Rimini. «Facevo la chimica da Hera, poi il cambio vita». Ora Elisabetta Zavoli scatta fotografie per National Geographic

Rimini

Da chimica di Hera a fotogiornalista per National Geographic il passo è breve. Ma neanche così tanto. Per Elisabetta Zavoli, riminese doc, ha infatti significato rivoluzionare da cima a fondo la sua vita. Classe 1976, una laurea in Chimica a Bologna e un master in Chimica per la gestione dei rifiuti, ha lavorato nell’impianto ravennate di Hera per otto anni. Fino al 2009, anno della svolta. «Decisi di licenziarmi e di mettermi alla prova nella fotografia, passione che coltivavo fin da bambina - spiega –. Capii che avrei potuto combinare entrambi i miei interessi: la fotografia e l’amore per l’ambiente». I risultati, a distanza di 15 anni, parlano da sé. Lo scorso 4 luglio, National Geographic Italia ha pubblicato il suo progetto “Un alieno alla mia tavola”, incentrato sul granchio blu e finanziato dalla National Geographic Society. Una battaglia, quella in nome dell’ambiente, che Zavoli continuerà a combattere a colpi di scatti fotografici.

Zavoli, si aspettava che il progetto pubblicato con National Geographic riscuotesse questo successo?

«Non me lo aspettavo, ma ci speravo. Il progetto “Un alieno alla mia tavola”, che presentai nel marzo del 2022 per lo Storytelling Grant di National Geographic Society, alla fine ha ottenuto il finanziamento. Si tratta di un programma di supporto economico per la realizzazione di progetti proposti da giornalisti, fotografi, scienziati, operatori nel campo della conservazione ambientale ed educatori, con lo scopo di raccontare, studiare e tutelare le meraviglie della Terra. Da gennaio a dicembre 2023 ho lavorato in sinergia col collega divulgatore scientifico Francesco Martinelli. Non potevo immaginare che, proprio nell’estate di quell’anno, l’invasione di questa specie avrebbe raggiunto l’apice».

Come si è sviluppato il lavoro?

«Ci siamo concentrati su tre Paesi europei che affacciano sul Mediterraneo orientale: Italia, Grecia e Croazia. In Italia abbiamo preso in esame il Delta del Po, perché si tratta della più grande zona di acqua salmastra, a cui è legato il ciclo di vita del granchio blu. L’obiettivo era documentare gli impatti che le popolazioni di granchio blu avevano sull’ecosistema marino e sul comparto economico della costa, con un focus anche sulle soluzioni che le popolazioni indigene stavano mettendo in campo per mitigare il problema».

E il materiale raccolto?

«Si è trasformato in diversi prodotti giornalistici. Un saggio fotografico. Un contenuto long form, scritto da Martinelli. Un documentario di otto minuti, realizzato da me, in cui racconto la crisi dal punto di vista di un pescatore. Una fanzine, frutto della collaborazione di molte maestranze riminesi, in cui abbiamo approfondito la reazione del comparto alimentare all’invasione del granchio blu. Inoltre a giugno, nella spiaggia libera del porto di Rimini, abbiamo inaugurato una mostra con foto tratte dal mio reportage, che rimarrà visitabile fino alla fine dell’estate».

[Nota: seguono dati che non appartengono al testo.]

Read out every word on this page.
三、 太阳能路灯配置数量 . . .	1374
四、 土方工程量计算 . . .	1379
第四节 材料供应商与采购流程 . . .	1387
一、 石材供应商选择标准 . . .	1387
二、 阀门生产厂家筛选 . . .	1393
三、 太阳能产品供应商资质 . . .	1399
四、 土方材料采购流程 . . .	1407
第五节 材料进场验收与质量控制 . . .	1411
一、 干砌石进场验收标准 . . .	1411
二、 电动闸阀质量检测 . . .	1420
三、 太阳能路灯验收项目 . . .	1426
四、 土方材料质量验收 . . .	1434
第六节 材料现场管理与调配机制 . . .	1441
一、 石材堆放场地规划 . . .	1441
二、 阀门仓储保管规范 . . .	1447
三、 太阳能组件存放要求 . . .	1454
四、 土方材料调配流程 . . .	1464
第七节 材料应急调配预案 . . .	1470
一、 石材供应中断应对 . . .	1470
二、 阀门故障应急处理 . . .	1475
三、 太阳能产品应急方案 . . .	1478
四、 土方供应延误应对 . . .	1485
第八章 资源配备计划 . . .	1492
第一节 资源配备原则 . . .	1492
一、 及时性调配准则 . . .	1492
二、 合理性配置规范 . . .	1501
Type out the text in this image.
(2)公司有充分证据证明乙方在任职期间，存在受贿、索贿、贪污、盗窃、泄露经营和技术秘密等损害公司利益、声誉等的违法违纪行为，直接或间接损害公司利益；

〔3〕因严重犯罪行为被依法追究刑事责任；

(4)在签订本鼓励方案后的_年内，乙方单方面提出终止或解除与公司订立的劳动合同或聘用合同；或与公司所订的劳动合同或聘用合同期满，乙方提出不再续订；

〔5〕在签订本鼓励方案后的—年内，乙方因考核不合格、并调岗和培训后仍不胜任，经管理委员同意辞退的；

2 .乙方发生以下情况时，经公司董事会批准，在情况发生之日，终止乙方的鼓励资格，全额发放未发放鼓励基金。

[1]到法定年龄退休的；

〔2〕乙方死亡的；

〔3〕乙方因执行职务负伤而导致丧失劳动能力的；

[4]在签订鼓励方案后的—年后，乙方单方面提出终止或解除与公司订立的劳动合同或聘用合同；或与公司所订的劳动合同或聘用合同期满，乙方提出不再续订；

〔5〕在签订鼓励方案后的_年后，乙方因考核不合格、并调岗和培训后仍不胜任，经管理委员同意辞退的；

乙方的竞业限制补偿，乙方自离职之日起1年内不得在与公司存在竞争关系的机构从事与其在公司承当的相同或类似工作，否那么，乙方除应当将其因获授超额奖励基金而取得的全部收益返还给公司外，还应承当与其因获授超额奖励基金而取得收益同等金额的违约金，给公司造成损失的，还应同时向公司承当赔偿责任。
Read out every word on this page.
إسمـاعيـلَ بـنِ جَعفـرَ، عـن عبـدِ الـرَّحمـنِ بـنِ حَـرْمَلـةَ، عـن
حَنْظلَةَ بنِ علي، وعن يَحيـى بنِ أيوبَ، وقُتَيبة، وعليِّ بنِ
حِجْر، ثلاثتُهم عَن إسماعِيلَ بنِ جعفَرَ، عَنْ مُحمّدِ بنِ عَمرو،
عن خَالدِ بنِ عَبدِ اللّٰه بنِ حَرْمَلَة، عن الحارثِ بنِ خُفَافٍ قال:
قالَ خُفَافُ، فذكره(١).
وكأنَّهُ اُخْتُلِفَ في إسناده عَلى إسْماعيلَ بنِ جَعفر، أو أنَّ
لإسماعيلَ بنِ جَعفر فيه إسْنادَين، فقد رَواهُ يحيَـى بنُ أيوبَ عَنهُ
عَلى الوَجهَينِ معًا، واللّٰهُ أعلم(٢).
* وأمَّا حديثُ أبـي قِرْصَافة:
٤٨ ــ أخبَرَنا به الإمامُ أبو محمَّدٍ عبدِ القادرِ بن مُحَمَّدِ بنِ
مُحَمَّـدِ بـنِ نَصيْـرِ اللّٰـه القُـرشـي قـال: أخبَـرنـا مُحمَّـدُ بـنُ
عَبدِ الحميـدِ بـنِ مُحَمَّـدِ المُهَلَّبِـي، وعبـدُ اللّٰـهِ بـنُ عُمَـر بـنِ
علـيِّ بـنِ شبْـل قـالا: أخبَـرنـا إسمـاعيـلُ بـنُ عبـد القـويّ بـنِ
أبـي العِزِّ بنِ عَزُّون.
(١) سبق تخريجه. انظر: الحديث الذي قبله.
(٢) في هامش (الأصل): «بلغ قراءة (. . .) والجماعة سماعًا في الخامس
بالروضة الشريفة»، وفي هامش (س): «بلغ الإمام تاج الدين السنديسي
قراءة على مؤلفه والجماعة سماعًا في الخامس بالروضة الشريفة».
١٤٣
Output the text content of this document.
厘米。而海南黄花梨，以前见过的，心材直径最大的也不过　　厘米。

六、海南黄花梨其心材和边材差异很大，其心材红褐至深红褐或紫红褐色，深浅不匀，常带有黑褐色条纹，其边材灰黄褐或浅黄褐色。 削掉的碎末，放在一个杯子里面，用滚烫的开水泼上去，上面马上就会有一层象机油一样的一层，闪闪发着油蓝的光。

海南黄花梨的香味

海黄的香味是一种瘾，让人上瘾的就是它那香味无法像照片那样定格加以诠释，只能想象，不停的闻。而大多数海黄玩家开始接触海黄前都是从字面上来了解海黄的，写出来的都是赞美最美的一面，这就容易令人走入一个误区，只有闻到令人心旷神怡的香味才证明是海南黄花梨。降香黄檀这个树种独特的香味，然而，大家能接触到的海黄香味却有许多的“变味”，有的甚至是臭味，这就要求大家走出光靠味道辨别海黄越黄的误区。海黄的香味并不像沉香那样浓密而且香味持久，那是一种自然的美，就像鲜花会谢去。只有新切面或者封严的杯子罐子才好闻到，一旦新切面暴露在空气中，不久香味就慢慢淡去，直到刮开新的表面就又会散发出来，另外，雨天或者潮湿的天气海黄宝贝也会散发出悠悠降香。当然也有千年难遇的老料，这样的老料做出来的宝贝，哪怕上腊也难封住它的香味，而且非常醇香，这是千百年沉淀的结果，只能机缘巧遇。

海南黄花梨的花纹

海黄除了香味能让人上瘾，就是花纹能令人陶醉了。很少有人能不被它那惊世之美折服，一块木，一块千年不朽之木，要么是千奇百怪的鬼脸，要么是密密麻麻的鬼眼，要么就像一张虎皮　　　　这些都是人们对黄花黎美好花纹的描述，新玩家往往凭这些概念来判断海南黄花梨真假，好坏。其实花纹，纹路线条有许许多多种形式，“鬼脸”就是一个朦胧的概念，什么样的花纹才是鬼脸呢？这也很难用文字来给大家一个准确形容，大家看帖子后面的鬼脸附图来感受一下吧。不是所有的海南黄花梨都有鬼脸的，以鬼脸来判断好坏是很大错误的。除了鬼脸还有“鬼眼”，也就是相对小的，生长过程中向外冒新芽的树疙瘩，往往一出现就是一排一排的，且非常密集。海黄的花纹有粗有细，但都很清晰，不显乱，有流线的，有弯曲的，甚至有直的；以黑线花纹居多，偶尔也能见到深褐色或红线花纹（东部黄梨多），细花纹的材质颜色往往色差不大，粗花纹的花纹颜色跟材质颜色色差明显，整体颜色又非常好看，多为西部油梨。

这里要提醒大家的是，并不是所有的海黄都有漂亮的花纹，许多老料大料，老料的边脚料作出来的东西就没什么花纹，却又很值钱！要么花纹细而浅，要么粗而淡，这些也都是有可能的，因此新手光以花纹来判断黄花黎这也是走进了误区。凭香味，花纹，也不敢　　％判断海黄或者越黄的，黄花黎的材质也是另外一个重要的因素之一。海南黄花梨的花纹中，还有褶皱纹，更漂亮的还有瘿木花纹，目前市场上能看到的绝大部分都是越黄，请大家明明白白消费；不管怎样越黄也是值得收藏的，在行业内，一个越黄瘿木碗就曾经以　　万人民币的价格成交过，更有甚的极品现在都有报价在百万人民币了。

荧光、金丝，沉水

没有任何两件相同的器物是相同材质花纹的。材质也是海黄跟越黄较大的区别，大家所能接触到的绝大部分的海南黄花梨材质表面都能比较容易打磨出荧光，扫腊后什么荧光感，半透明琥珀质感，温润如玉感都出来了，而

La scelta di rischiare tutto e puntare sulla fotografia, insomma, si è rivelata vincente.

«Direi di sì. Sono convinta che la passione per le tematiche ambientali possa trovare compimento in varie professioni. La coltivavo prima come chimico, la coltivo ora come fotografa documentarista. Per me, però, il lavoro della vita è quello che faccio oggi. Narrare storie o tematiche attraverso le foto, concentrandomi sulla sfera ambientale».

Se dovesse racchiudere Rimini in uno scatto, cosa sceglierebbe di fotografare?

«Domanda difficilissima. Quando penso a Rimini penso alle foto di me bambina in spiaggia. Se dovessi scegliere un soggetto specifico, probabilmente sarebbe il mare d’inverno. Un mare molto più riflessivo e intimo, che appartiene solo ai riminesi e non ai turisti. Mi vengono in mente tutti quei microrganismi che si arenavano sulla spiaggia, lì dove oggi si incontra la plastica. Perdevo le ore a guardarli e a fotografarli. È questa l’immagine che trasmetterei di Rimini».